My inference then (and it is still the same) was that the Redbook CD spec. was as good as any other storage medium for home music reproduction - but only theory. After all, all recordings are quantized - but with analog (magnetized particles, vinyl molecules) the quanta are not all the same size. So, with enough resolution, and accurate encoding and decoding, there is nothing wrong with digital.

At first, I think, some CD’s released were made from analog masters mixed to sound intelligible on AM radio - and the harsh accuracy of digital made them unlistenable. There could have been, I suspect, quality deterioration from repeated coding/decoding at only 44k/16bit - as could happen when mixing?

(When I edit an 8-bit .jpg file with Photoshop I first convert it to a 32-bit .psd image and do all the filtering and resizing at that resolution, before saving the result as a .jpg again)

 

* “Long Playing Record”

oliver_reid

Interesting observation. Possibly a factor why the Parks phono pre works so well - ADC>DSP>DAC via Texas Instruments.

Digiphobes don’t worry about it.

If Shannon mashed it with a Budgie even valves could be satisfied.

As in audio playback, every step along the way in recording music makes a difference in what you hear.  So, how and on what the music was recorded, mixed, mastered and pressed into final format makes a difference.  

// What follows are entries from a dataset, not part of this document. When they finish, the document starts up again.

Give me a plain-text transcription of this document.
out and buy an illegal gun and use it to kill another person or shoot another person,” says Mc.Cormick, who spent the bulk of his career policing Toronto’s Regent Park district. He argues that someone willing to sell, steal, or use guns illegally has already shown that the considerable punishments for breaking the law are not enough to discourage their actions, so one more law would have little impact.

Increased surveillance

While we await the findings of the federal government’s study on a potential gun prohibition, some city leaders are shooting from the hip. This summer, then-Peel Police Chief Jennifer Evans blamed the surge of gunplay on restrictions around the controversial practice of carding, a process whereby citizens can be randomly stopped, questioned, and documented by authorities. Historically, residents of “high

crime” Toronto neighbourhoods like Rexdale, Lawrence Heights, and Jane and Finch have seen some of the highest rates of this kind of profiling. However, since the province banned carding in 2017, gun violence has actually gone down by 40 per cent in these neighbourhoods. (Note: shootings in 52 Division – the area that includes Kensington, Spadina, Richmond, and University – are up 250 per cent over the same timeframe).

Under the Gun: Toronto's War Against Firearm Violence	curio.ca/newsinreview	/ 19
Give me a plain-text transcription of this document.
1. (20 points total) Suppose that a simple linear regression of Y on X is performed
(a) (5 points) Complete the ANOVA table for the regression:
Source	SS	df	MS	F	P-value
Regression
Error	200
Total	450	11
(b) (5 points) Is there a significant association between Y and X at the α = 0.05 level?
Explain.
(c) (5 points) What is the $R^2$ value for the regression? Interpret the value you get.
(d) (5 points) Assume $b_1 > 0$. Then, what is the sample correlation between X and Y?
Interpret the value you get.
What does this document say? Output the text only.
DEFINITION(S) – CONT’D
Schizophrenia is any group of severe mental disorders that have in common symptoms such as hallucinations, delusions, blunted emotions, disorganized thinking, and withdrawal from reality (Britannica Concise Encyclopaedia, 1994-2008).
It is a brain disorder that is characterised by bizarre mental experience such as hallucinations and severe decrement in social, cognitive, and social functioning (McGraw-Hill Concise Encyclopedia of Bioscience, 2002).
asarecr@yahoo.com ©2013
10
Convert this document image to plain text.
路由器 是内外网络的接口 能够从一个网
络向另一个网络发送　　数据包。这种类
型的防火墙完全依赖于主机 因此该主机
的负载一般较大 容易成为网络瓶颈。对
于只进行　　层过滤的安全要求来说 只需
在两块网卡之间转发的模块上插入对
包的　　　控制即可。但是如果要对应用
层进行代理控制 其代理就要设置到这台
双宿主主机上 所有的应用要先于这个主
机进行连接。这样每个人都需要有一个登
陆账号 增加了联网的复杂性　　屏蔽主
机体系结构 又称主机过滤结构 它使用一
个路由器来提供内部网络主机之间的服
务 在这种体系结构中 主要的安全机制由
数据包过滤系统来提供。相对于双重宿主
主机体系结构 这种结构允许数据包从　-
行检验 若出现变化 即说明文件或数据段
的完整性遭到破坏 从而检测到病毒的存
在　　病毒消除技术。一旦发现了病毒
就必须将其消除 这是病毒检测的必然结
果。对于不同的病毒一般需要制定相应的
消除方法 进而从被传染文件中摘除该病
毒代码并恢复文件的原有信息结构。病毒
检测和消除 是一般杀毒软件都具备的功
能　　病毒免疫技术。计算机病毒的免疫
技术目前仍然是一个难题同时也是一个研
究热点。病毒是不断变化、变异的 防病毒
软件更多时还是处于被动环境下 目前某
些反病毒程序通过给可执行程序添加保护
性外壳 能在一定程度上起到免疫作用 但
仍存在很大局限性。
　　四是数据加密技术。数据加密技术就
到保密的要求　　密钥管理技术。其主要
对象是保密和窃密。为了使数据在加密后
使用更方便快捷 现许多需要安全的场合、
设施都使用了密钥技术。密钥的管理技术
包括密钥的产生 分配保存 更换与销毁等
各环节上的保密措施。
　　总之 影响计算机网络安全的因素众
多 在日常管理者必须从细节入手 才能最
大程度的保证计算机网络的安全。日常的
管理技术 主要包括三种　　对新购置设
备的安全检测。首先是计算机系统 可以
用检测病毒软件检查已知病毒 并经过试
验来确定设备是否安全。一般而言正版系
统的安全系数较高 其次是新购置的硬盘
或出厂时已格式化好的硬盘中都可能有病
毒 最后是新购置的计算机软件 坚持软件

There is variation on how this is done for vinyl and CD.  Add to that the fact that most artists, producers, recording, mixing and mastering engineers don't care what the recording sounds like as long as there are no obvious edits or other errors that they do care about, and there's lots of opportunity for degrading the sound quality of the music in the process of getting it into our systems.

That said I think that digital recording is hitting its stride and that there will come a day when all but the most hardened vinyl enthusiasts will agree that digital provides the best sound quality.

It was at a hotel in north London. The session that I was at used Dire Straits - plus the chamber music tape recording. Maybe they did more than one session.

It was later. 1987 maybe. The Penta at Heathrow? Anyhow, the analog vs digital demo was a massacre. The digital played first. I think it may have been an expensive Krell CD player. Then the analog. There was literally a gasp from the audience!